A.H.- O povo marroquino viveu mais de 30 anos com uma
mentira, através da propaganda oficial marroquina de que o Sahara Ocidental pertence
a Marrocos e que devem defender a integridade do território. Mas agora não, depois
de tantos acontecimentos — a Intifada de 2005, a minha greve de fome, de Gdeim
Izik —, os marroquinos dos territórios ocupados já começaram a entender que o Sahara
não é marroquino e que não é verdadeira a mensagem enviada pelo seu governo. Isso
mesmo dizem eles nos cafés, em todas as partes….

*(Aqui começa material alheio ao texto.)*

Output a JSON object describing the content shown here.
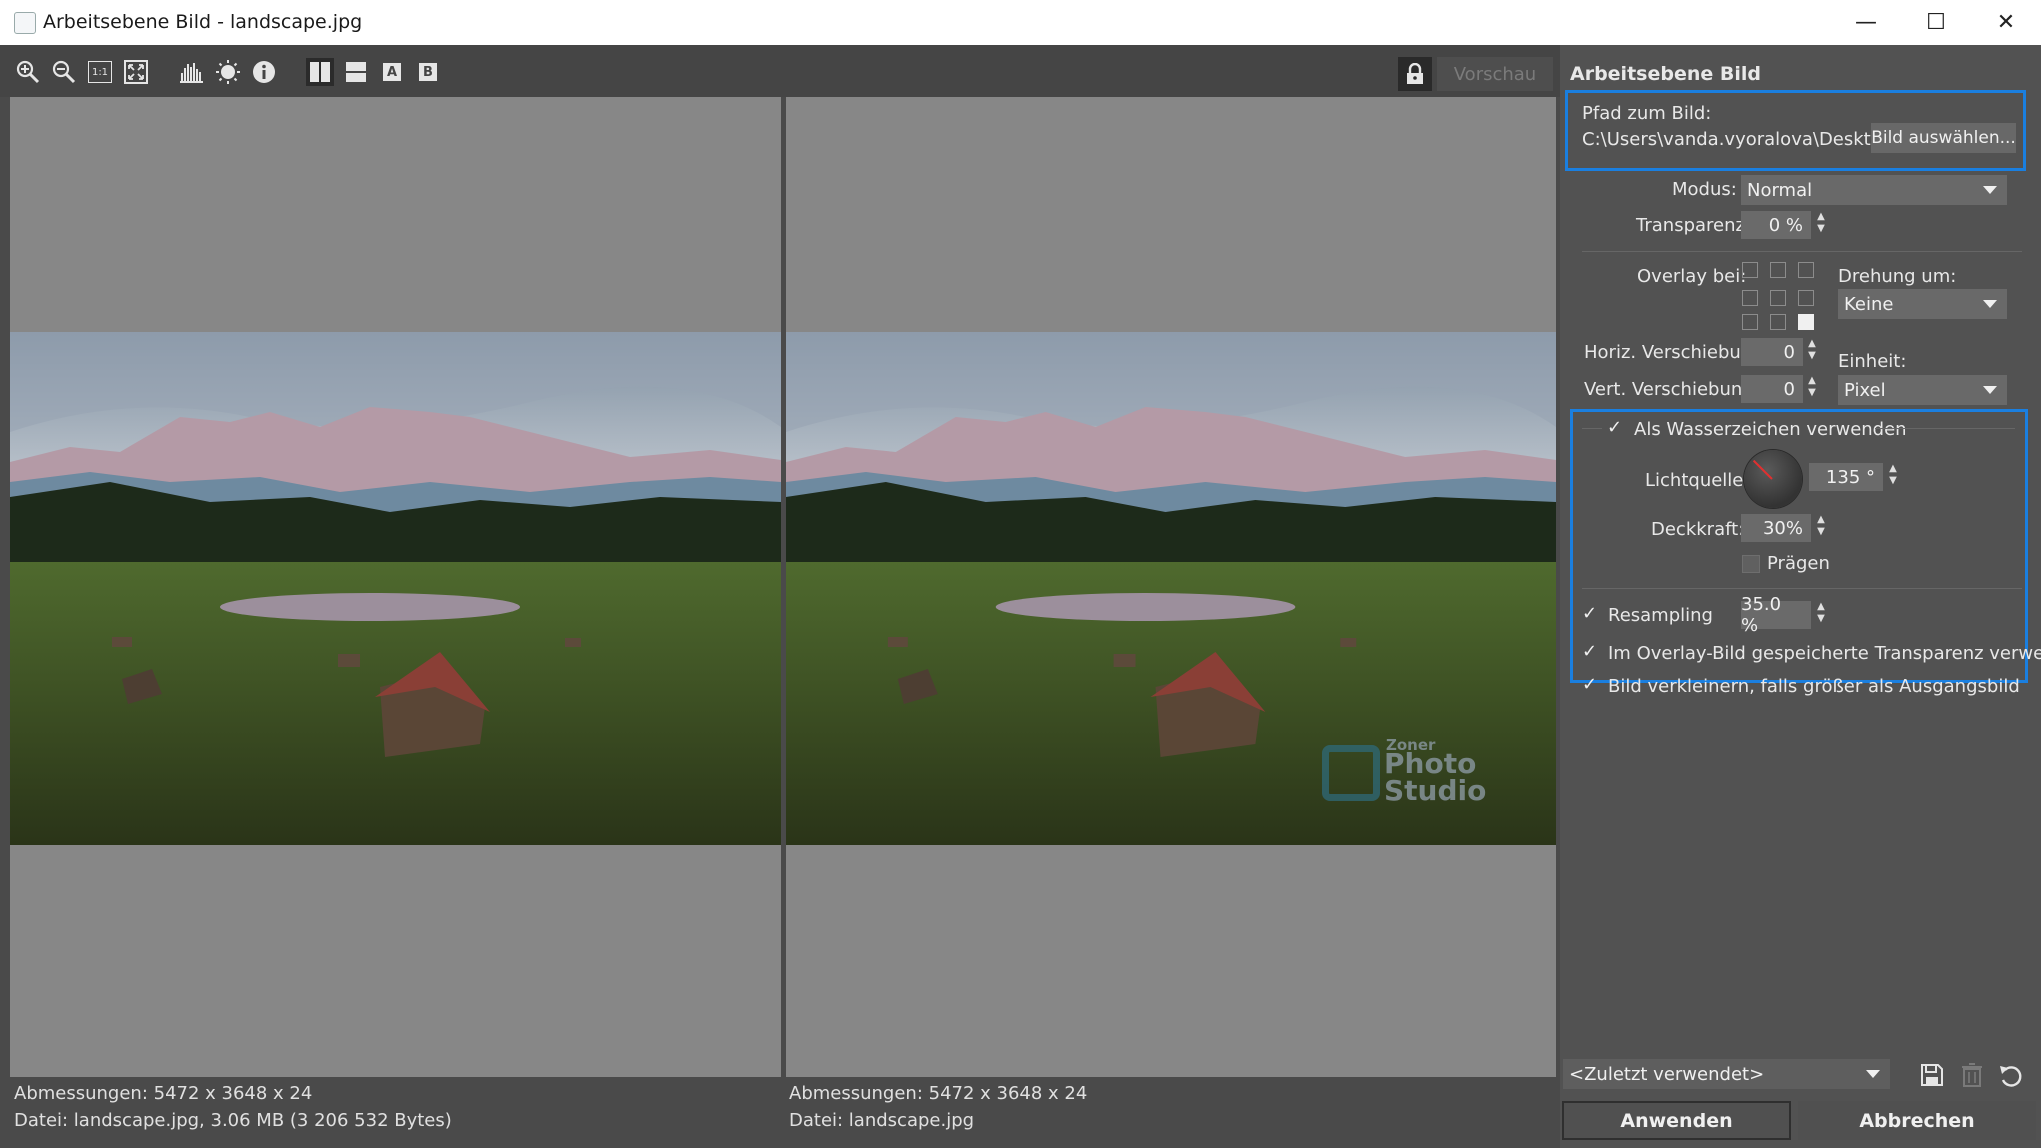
{
  "window": {
    "title": "Arbeitsebene Bild - landscape.jpg",
    "minimize": "—",
    "maximize": "☐",
    "close": "✕"
  },
  "toolbar": {
    "preview_label": "Vorschau",
    "btn_a": "A",
    "btn_b": "B",
    "zoom_1to1": "1:1"
  },
  "panes": {
    "left": {
      "dims": "Abmessungen: 5472 x 3648 x 24",
      "file": "Datei: landscape.jpg, 3.06 MB (3 206 532 Bytes)"
    },
    "right": {
      "dims": "Abmessungen: 5472 x 3648 x 24",
      "file": "Datei: landscape.jpg",
      "watermark_small": "Zoner",
      "watermark_line1": "Photo",
      "watermark_line2": "Studio"
    }
  },
  "side": {
    "heading": "Arbeitsebene Bild",
    "path_label": "Pfad zum Bild:",
    "path_value": "C:\\Users\\vanda.vyoralova\\Deskt...",
    "choose_button": "Bild auswählen...",
    "modus_label": "Modus:",
    "modus_value": "Normal",
    "transparenz_label": "Transparenz:",
    "transparenz_value": "0 %",
    "overlay_label": "Overlay bei:",
    "drehung_label": "Drehung um:",
    "drehung_value": "Keine",
    "horiz_label": "Horiz. Verschiebu...",
    "horiz_value": "0",
    "vert_label": "Vert. Verschiebun...",
    "vert_value": "0",
    "einheit_label": "Einheit:",
    "einheit_value": "Pixel",
    "watermark_label": "Als Wasserzeichen verwenden",
    "watermark_checked": true,
    "lichtquelle_label": "Lichtquelle:",
    "lichtquelle_value": "135 °",
    "deckkraft_label": "Deckkraft:",
    "deckkraft_value": "30%",
    "praegen_label": "Prägen",
    "praegen_checked": false,
    "resampling_label": "Resampling",
    "resampling_checked": true,
    "resampling_value": "35.0 %",
    "overlay_transparency_label": "Im Overlay-Bild gespeicherte Transparenz verwen...",
    "overlay_transparency_checked": true,
    "shrink_label": "Bild verkleinern, falls größer als Ausgangsbild",
    "shrink_checked": true,
    "preset_value": "<Zuletzt verwendet>",
    "apply_button": "Anwenden",
    "cancel_button": "Abbrechen"
  },
  "colors": {
    "accent_highlight": "#1a7fe0",
    "panel_bg": "#525252",
    "pane_bg": "#878787"
  }
}
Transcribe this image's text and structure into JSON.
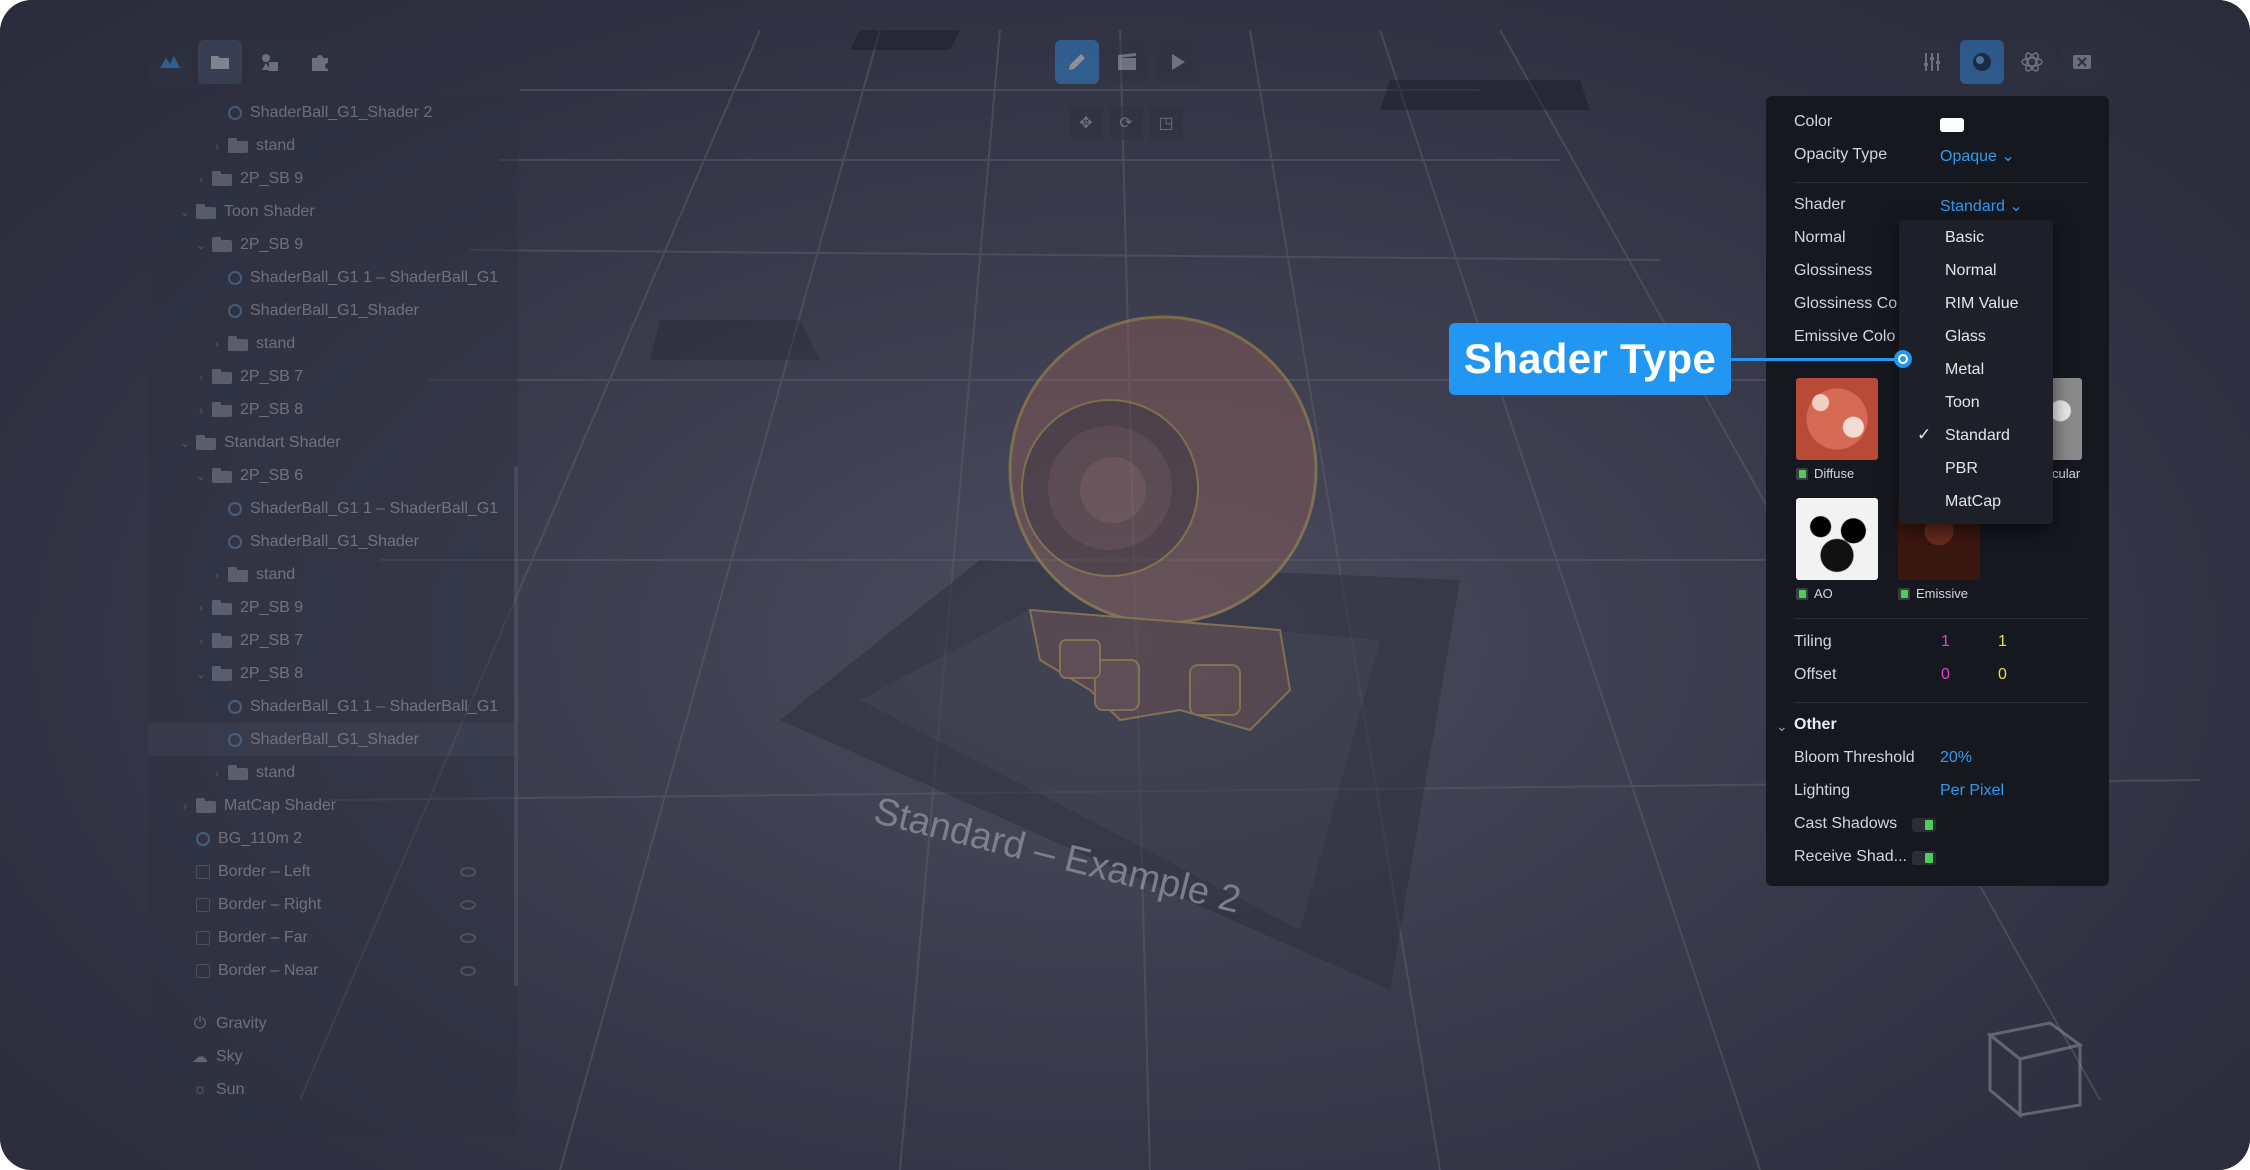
{
  "colors": {
    "accent": "#2196f3",
    "link": "#2f9cf0",
    "tiling_x": "#e040d0",
    "tiling_y": "#e6e03a",
    "toggle_on": "#4fce57"
  },
  "toolbar_left": {
    "icons": [
      "logo-icon",
      "folder-icon",
      "shapes-icon",
      "puzzle-icon"
    ]
  },
  "toolbar_center": {
    "icons": [
      "edit-icon",
      "scene-icon",
      "play-icon"
    ]
  },
  "toolbar_right": {
    "icons": [
      "sliders-icon",
      "material-icon",
      "physics-icon",
      "close-icon"
    ]
  },
  "hierarchy": {
    "items": [
      {
        "label": "ShaderBall_G1_Shader 2",
        "kind": "object",
        "indent": 2
      },
      {
        "label": "stand",
        "kind": "folder",
        "indent": 2,
        "collapsed": true
      },
      {
        "label": "2P_SB 9",
        "kind": "folder",
        "indent": 1,
        "collapsed": true
      },
      {
        "label": "Toon Shader",
        "kind": "folder",
        "indent": 0,
        "collapsed": false
      },
      {
        "label": "2P_SB 9",
        "kind": "folder",
        "indent": 1,
        "collapsed": false
      },
      {
        "label": "ShaderBall_G1 1 – ShaderBall_G1",
        "kind": "object",
        "indent": 2
      },
      {
        "label": "ShaderBall_G1_Shader",
        "kind": "object",
        "indent": 2
      },
      {
        "label": "stand",
        "kind": "folder",
        "indent": 2,
        "collapsed": true
      },
      {
        "label": "2P_SB 7",
        "kind": "folder",
        "indent": 1,
        "collapsed": true
      },
      {
        "label": "2P_SB 8",
        "kind": "folder",
        "indent": 1,
        "collapsed": true
      },
      {
        "label": "Standart Shader",
        "kind": "folder",
        "indent": 0,
        "collapsed": false
      },
      {
        "label": "2P_SB 6",
        "kind": "folder",
        "indent": 1,
        "collapsed": false
      },
      {
        "label": "ShaderBall_G1 1 – ShaderBall_G1",
        "kind": "object",
        "indent": 2
      },
      {
        "label": "ShaderBall_G1_Shader",
        "kind": "object",
        "indent": 2
      },
      {
        "label": "stand",
        "kind": "folder",
        "indent": 2,
        "collapsed": true
      },
      {
        "label": "2P_SB 9",
        "kind": "folder",
        "indent": 1,
        "collapsed": true
      },
      {
        "label": "2P_SB 7",
        "kind": "folder",
        "indent": 1,
        "collapsed": true
      },
      {
        "label": "2P_SB 8",
        "kind": "folder",
        "indent": 1,
        "collapsed": false
      },
      {
        "label": "ShaderBall_G1 1 – ShaderBall_G1",
        "kind": "object",
        "indent": 2
      },
      {
        "label": "ShaderBall_G1_Shader",
        "kind": "object",
        "indent": 2,
        "selected": true
      },
      {
        "label": "stand",
        "kind": "folder",
        "indent": 2,
        "collapsed": true
      },
      {
        "label": "MatCap Shader",
        "kind": "folder",
        "indent": 0,
        "collapsed": true
      },
      {
        "label": "BG_110m 2",
        "kind": "object",
        "indent": 0
      },
      {
        "label": "Border – Left",
        "kind": "check",
        "indent": 0
      },
      {
        "label": "Border – Right",
        "kind": "check",
        "indent": 0
      },
      {
        "label": "Border – Far",
        "kind": "check",
        "indent": 0
      },
      {
        "label": "Border – Near",
        "kind": "check",
        "indent": 0
      }
    ],
    "environment": [
      {
        "label": "Gravity",
        "icon": "gravity-icon"
      },
      {
        "label": "Sky",
        "icon": "cloud-icon"
      },
      {
        "label": "Sun",
        "icon": "sun-icon"
      }
    ]
  },
  "viewport": {
    "stand_label": "Standard – Example 2"
  },
  "properties": {
    "color_label": "Color",
    "opacity_label": "Opacity Type",
    "opacity_value": "Opaque",
    "shader_label": "Shader",
    "shader_value": "Standard",
    "normal_label": "Normal",
    "glossiness_label": "Glossiness",
    "glossiness_color_label": "Glossiness Co",
    "emissive_color_label": "Emissive Colo",
    "textures": {
      "diffuse": "Diffuse",
      "specular": "cular",
      "ao": "AO",
      "emissive": "Emissive"
    },
    "tiling_label": "Tiling",
    "tiling_x": "1",
    "tiling_y": "1",
    "offset_label": "Offset",
    "offset_x": "0",
    "offset_y": "0",
    "other_label": "Other",
    "bloom_label": "Bloom Threshold",
    "bloom_value": "20%",
    "lighting_label": "Lighting",
    "lighting_value": "Per Pixel",
    "cast_label": "Cast Shadows",
    "receive_label": "Receive Shad..."
  },
  "shader_dropdown": {
    "options": [
      "Basic",
      "Normal",
      "RIM Value",
      "Glass",
      "Metal",
      "Toon",
      "Standard",
      "PBR",
      "MatCap"
    ],
    "selected": "Standard"
  },
  "callout": {
    "text": "Shader Type"
  }
}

Qual o ponto mais positivo
da visita de Ross ai Sahara Ocidental?
A.H.- Pois olha, creio que teve um ponto muito importante que
foi o dos jovens terem sentido que Marrocos não tem o poder de dizer não a Ross
Foi repudiado e vetado no mês de maio e, agora, regressou com muito mais força dizendo
ao governo marroquino: aqui estou eu. Isto foi um golpe de efeito e com um impacte
importante entre os jovens, porque lhes deu muito ânimo. De facto, a população saharaui
saiu à rua com alegria para celebrá-lo.
E o mais negativo?
A.H.- O não termos conseguido que ele refletisse a nossa
pretensão de que deem mais poderes à MINURSO — Missão das Nações Unidas para o
Referendo no Sahara Ocidental —, para garantir os direitos humanos do povo
saharaui. A MINURSO está no Sahara é mais de 21 anos e não faz nada. É uma
testemunha internacional direta e no terreno, que nada faz ante a opressão e a
violência que sofremos, porque não lhe são dadas as competências necessárias
para o fazer.
Os defensores dos direitos
humanos no Sahara Ocidental pensaram apresentar algum tipo de alegação ao relatório
final do Alto Comissariado das Nações Unidas?
A.H.- Sim.
Preparámos um relatório com o que denominamos “as medidas de confiança”,
que são recomendações que pedimos às Nações Unidas que tenham em consideração
para garantir um ambiente pacífico e tranquilo para retomar as negociações com Marrocos.
Entre elas estão, por exemplo, libertar os presos políticos; reconhecer o paradeiro
dos presos desaparecidos; outorgar liberdade
de expressão ao povo saharaui; permitir as associações… Facilitar o acesso de
observadores internacionais… São medidas que é necessário incluir e por isso o
pedimos à ONU.
"A visita de Christopher Ross foi muito importante. Os jovens saharauis sentiram que Marrocos não tem o poder de dizer não a Ross..." |
Aminetou, uma última
mensagem que queira enviar ao povo saharaui que depositou em si e noutros
defensores dos direitos humanos a confiança de reivindicar o que lhe corresponde.
O que lhe diria?
A.H.- Que temos que trabalhar todos juntos para alcançar a
independência, mantendo sempre a nossa dignidade e os princípios de respeito pelos
direitos humanos, a tolerância e a pluralidade. É importante ter sempre em mente
a recordação dos nossos pais e avós, que lutaram e lutam pela liberdade sem
recorrer à violência. Temos que dar o exemplo de conseguir o nosso objetivo
pela via da resistência pacífica. É o que desejo e sonho para o povo saharaui.